I am not sure the Taliban deserve that kind of insult. 

Razgovory

Quote from: crazy canuck on August 12, 2021, 12:59:16 PM
Quote from: DGuller on August 12, 2021, 12:55:38 PM
My concern with this Afghanistan situation is probably highly cynical.  My biggest worry is that we may suffer a huge humiliating geopolitical defeat, if Taliban decides to spike the ball and wiggle its ass.  That will aid our own domestic Taliban into getting back in power.

I think Yi hacked your account.

What does spike the ball and wiggle some ass mean in this circumstance.  Who are our own domestic Taliban and when were they ever in power?  How will they get back into power?

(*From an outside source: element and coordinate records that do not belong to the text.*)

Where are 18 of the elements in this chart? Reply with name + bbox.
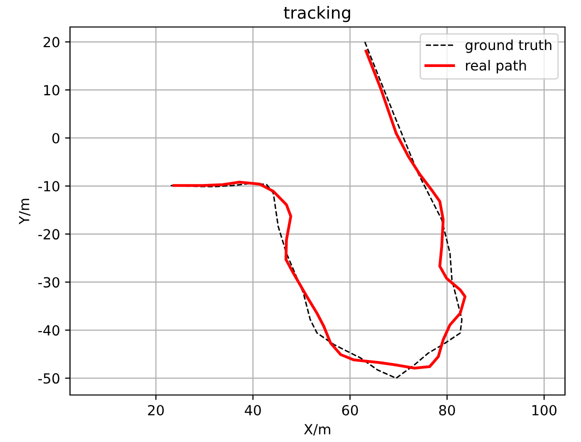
chart-title: tracking (284, 6, 350, 22)
y-tick-label: -10 (38, 180, 60, 192)
x-tick-label: 20 (148, 404, 164, 416)
x-tick-label: 80 (439, 404, 455, 416)
x-tick-label: 100 (532, 404, 556, 416)
y-tick-label: -40 (38, 325, 60, 336)
x-axis-title: X/m (304, 424, 330, 436)
y-tick-label: -30 (38, 277, 60, 288)
legend-label: ground truth (466, 40, 552, 53)
x-tick-label: 40 (244, 404, 261, 416)
x-tick-label: 60 (342, 404, 358, 416)
y-tick-label: 0 (52, 132, 60, 144)
legend-label: real path (466, 60, 526, 74)
y-tick-label: 20 (44, 36, 60, 48)
y-tick-label: -50 (38, 373, 60, 384)
y-tick-label: -20 (38, 229, 60, 240)
y-axis-title: Y/m (19, 198, 30, 224)
y-tick-label: 10 (44, 84, 60, 96)
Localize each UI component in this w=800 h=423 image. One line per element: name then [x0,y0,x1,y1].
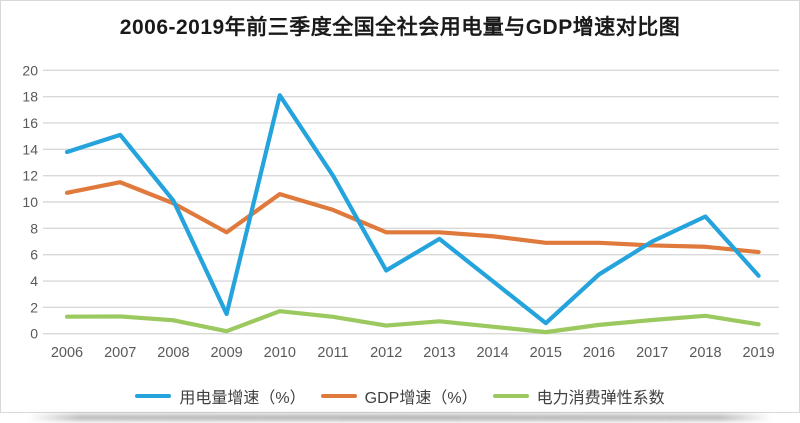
y-axis-tick-label: 2 [30,299,38,315]
legend-label-elasticity: 电力消费弹性系数 [536,390,665,407]
legend-item-electricity-growth: 用电量增速（%） [135,384,306,408]
legend-label-electricity: 用电量增速（%） [179,390,306,407]
y-axis-tick-label: 10 [22,194,38,210]
x-axis-tick-label: 2012 [370,345,402,361]
y-axis-tick-label: 4 [30,273,38,289]
y-axis-tick-label: 18 [22,89,38,105]
y-axis-tick-label: 16 [22,115,38,131]
x-axis-tick-label: 2016 [583,345,615,361]
legend-item-elasticity: 电力消费弹性系数 [492,384,665,408]
x-axis-tick-label: 2014 [476,345,508,361]
x-axis-tick-label: 2019 [742,345,774,361]
y-axis-tick-label: 6 [30,247,38,263]
legend-swatch-gdp-icon [320,394,357,398]
x-axis-tick-label: 2013 [423,345,455,361]
line-chart-plot-area: 0 2 4 6 8 10 12 14 16 18 20 2006 2007 2008 2009 2010 201… [22,62,779,361]
x-axis-tick-label: 2018 [689,345,721,361]
x-axis-tick-label: 2011 [317,345,348,361]
x-axis-tick-label: 2009 [210,345,242,361]
x-axis-tick-label: 2008 [157,345,189,361]
legend-swatch-elasticity-icon [492,394,529,398]
y-axis-tick-label: 0 [30,326,38,342]
x-axis-tick-label: 2017 [636,345,668,361]
y-axis-tick-label: 14 [22,141,38,157]
series-line-2 [64,309,761,335]
chart-card: 2006-2019年前三季度全国全社会用电量与GDP增速对比图 0 2 4 6 8 10 1… [0,0,800,413]
legend-item-gdp-growth: GDP增速（%） [320,384,478,408]
legend-swatch-electricity-icon [135,394,172,398]
y-axis-tick-label: 20 [22,62,38,78]
x-axis-tick-label: 2007 [104,345,136,361]
page-drop-shadow [28,414,772,421]
y-axis-tick-label: 12 [22,168,38,184]
chart-legend: 用电量增速（%） GDP增速（%） 电力消费弹性系数 [1,384,799,408]
series-line-0 [64,93,761,326]
x-axis-tick-label: 2010 [264,345,296,361]
x-axis-tick-label: 2015 [530,345,562,361]
legend-label-gdp: GDP增速（%） [364,390,478,407]
y-axis-tick-label: 8 [30,220,38,236]
x-axis-tick-label: 2006 [51,345,83,361]
chart-title: 2006-2019年前三季度全国全社会用电量与GDP增速对比图 [119,16,681,39]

That's a typo.  He meant "spike the ass and wiggle the ball".  I don't know what that means either.  But if I don't know, and you don't know and Valmy doesn't know we can all not know together and that is the meaning of friendship.
I've given it serious thought. I must scorn the ways of my family, and seek a Japanese woman to yield me my progeny. He shall live in the lands of the east, and be well tutored in his sacred trust to weave the best traditions of Japan and the Sacred South together, until such time as he (or, indeed his house, which will periodically require infusion of both Southern and Japanese bloodlines of note) can deliver to the South it's independence, either in this world or in space.  -Lettow April of 2011

Raz is right. -MadImmortalMan March of 2017

Valmy

Quote from: Razgovory on August 12, 2021, 02:38:14 PM
But if I don't know, and you don't know and Valmy doesn't know we can all not know together and that is the meaning of friendship.

Awwwww :hug:
Quote"This is a Russian warship. I propose you lay down arms and surrender to avoid bloodshed & unnecessary victims. Otherwise, you'll be bombed."

Zmiinyi defenders: "Russian warship, go fuck yourself."